I'd be curious to see the wedge type, I can remember the wedge type setup used on the tool bars that used scarifier shanks, but I am not sure of how these would work with those slots in the bar, I have tried to picture the wedge being driven down into the slot and against the shank, I suppose this would work Bill.


----------



## pogobill (Jan 31, 2012)

I've seen the shanks. they look similar, but have notches to hook on the tool carrier and the wedge keeps them in. I think this is more of a Gannon thing?!?


----------



## nota4re (Jul 3, 2021)

You probably need something like THIS which is what Land Pride and some other current box scrappers use - mine included. (That said, I think I would prefer the pins because the clips are a PITA.)


----------



## FredM (Nov 18, 2015)

I wonder why there were no scarifiers with the unit?, it would have had these originally.


----------



## unsquidly (Jul 13, 2021)

Flip Flop Farmer said:


> I am new to tractor ownership and have an old Ford1000 tractor.
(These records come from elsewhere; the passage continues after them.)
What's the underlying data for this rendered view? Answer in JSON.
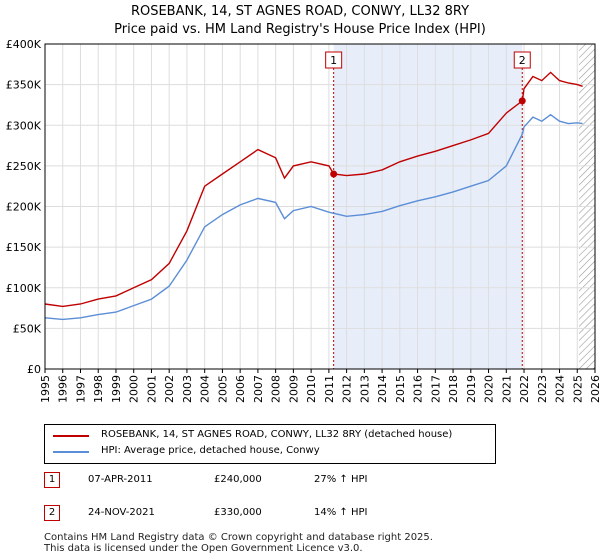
{
  "title": "ROSEBANK, 14, ST AGNES ROAD, CONWY, LL32 8RY",
  "subtitle": "Price paid vs. HM Land Registry's House Price Index (HPI)",
  "colors": {
    "price": "#c00000",
    "hpi": "#5b8ed6",
    "shade": "#e8eef9",
    "grid": "#dddddd",
    "hatch": "#999999"
  },
  "chart_data": {
    "type": "line",
    "title": "ROSEBANK, 14, ST AGNES ROAD, CONWY, LL32 8RY",
    "subtitle": "Price paid vs. HM Land Registry's House Price Index (HPI)",
    "xlabel": "",
    "ylabel": "",
    "xlim": [
      1995,
      2026
    ],
    "ylim": [
      0,
      400000
    ],
    "x_ticks": [
      "1995",
      "1996",
      "1997",
      "1998",
      "1999",
      "2000",
      "2001",
      "2002",
      "2003",
      "2004",
      "2005",
      "2006",
      "2007",
      "2008",
      "2009",
      "2010",
      "2011",
      "2012",
      "2013",
      "2014",
      "2015",
      "2016",
      "2017",
      "2018",
      "2019",
      "2020",
      "2021",
      "2022",
      "2023",
      "2024",
      "2025",
      "2026"
    ],
    "y_ticks": [
      {
        "value": 0,
        "label": "£0"
      },
      {
        "value": 50000,
        "label": "£50K"
      },
      {
        "value": 100000,
        "label": "£100K"
      },
      {
        "value": 150000,
        "label": "£150K"
      },
      {
        "value": 200000,
        "label": "£200K"
      },
      {
        "value": 250000,
        "label": "£250K"
      },
      {
        "value": 300000,
        "label": "£300K"
      },
      {
        "value": 350000,
        "label": "£350K"
      },
      {
        "value": 400000,
        "label": "£400K"
      }
    ],
    "grid": true,
    "shaded_span": [
      2011.27,
      2021.9
    ],
    "hatched_from": 2025.1,
    "series": [
      {
        "name": "ROSEBANK, 14, ST AGNES ROAD, CONWY, LL32 8RY (detached house)",
        "x": [
          1995,
          1996,
          1997,
          1998,
          1999,
          2000,
          2001,
          2002,
          2003,
          2004,
          2005,
          2006,
          2007,
          2008,
          2008.5,
          2009,
          2010,
          2011,
          2011.27,
          2012,
          2013,
          2014,
          2015,
          2016,
          2017,
          2018,
          2019,
          2020,
          2021,
          2021.9,
          2022,
          2022.5,
          2023,
          2023.5,
          2024,
          2024.5,
          2025,
          2025.3
        ],
        "values": [
          80000,
          77000,
          80000,
          86000,
          90000,
          100000,
          110000,
          130000,
          170000,
          225000,
          240000,
          255000,
          270000,
          260000,
          235000,
          250000,
          255000,
          250000,
          240000,
          238000,
          240000,
          245000,
          255000,
          262000,
          268000,
          275000,
          282000,
          290000,
          315000,
          330000,
          345000,
          360000,
          355000,
          365000,
          355000,
          352000,
          350000,
          348000
        ]
      },
      {
        "name": "HPI: Average price, detached house, Conwy",
        "x": [
          1995,
          1996,
          1997,
          1998,
          1999,
          2000,
          2001,
          2002,
          2003,
          2004,
          2005,
          2006,
          2007,
          2008,
          2008.5,
          2009,
          2010,
          2011,
          2012,
          2013,
          2014,
          2015,
          2016,
          2017,
          2018,
          2019,
          2020,
          2021,
          2021.9,
          2022,
          2022.5,
          2023,
          2023.5,
          2024,
          2024.5,
          2025,
          2025.3
        ],
        "values": [
          63000,
          61000,
          63000,
          67000,
          70000,
          78000,
          86000,
          102000,
          134000,
          175000,
          190000,
          202000,
          210000,
          205000,
          185000,
          195000,
          200000,
          193000,
          188000,
          190000,
          194000,
          201000,
          207000,
          212000,
          218000,
          225000,
          232000,
          250000,
          289000,
          298000,
          310000,
          305000,
          313000,
          305000,
          302000,
          303000,
          302000
        ]
      }
    ],
    "annotations": [
      {
        "label": "1",
        "x": 2011.27,
        "value": 240000
      },
      {
        "label": "2",
        "x": 2021.9,
        "value": 330000
      }
    ]
  },
  "legend": {
    "price_label": "ROSEBANK, 14, ST AGNES ROAD, CONWY, LL32 8RY (detached house)",
    "hpi_label": "HPI: Average price, detached house, Conwy"
  },
  "sales": [
    {
      "num": "1",
      "date": "07-APR-2011",
      "price": "£240,000",
      "hpi": "27% ↑ HPI"
    },
    {
      "num": "2",
      "date": "24-NOV-2021",
      "price": "£330,000",
      "hpi": "14% ↑ HPI"
    }
  ],
  "footer": {
    "line1": "Contains HM Land Registry data © Crown copyright and database right 2025.",
    "line2": "This data is licensed under the Open Government Licence v3.0."
  }
}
I recently bought an old box blade or box scraper...I don't know the difference...and it doesn't have any scarifiers. Does anybody recognize this brand or have any suggestions on what to buy that would work for this? Thanks
> View attachment 74079



Looks to me like that is an old Gill brand box blade......If I remember correctly their shanks had notches on them that somehow locked into the bar......Sorry not to be more help but it has been several years since I have seen one.....Most Gill brand box blades had the shank bar that would flip up out of the way however......This one might have been modified......


----------



## SidecarFlip (Mar 25, 2021)

Agri Supply www.agrisupply.com offers all types of shanks and points (including replacement bolt on and weld on) on line at reasonable cost. Where I get mine at. If that was my box blade, I'd flip it upside down and apply hard rod to the lower edge as it looks like the lower edge of the side sheets are eroding away from contact with the abrasive ground. Something I have to keep up on constantly here as our sandy loam is real hard on wearing away steel in sliding contact with the ground. Just hard rodded the the steel skid shoes on my NH disc machine.


----------



## Vigo (Oct 8, 2021)

I remember seeing this thread 2 months ago and thought I had replied and already said this, but.. nope! Anyway, there's not really a need for any sort of strap/loop thing for the cross-pins that will go through the shanks and set their height. They only keep them from falling out. The right kind of ripper shank for this will have notches in the front or back of it, one for every pin hole, and when the ground pushes the ripper tooth backward, either the front of the bar will lean forward until that notch seats against the front edge of those openings on top of that box section, or the rear will push backward and seat the bottom rear of the box section. So when the teeth are not 'loaded' they could be lifted up and down, but if the tooth digs against the ground the notch in the front will lock to the frame and the tooth wont be able to move up OR down until that force is released. I can't claim to be any kind of expert, but that's how mine works which is the only reason i know this.


----------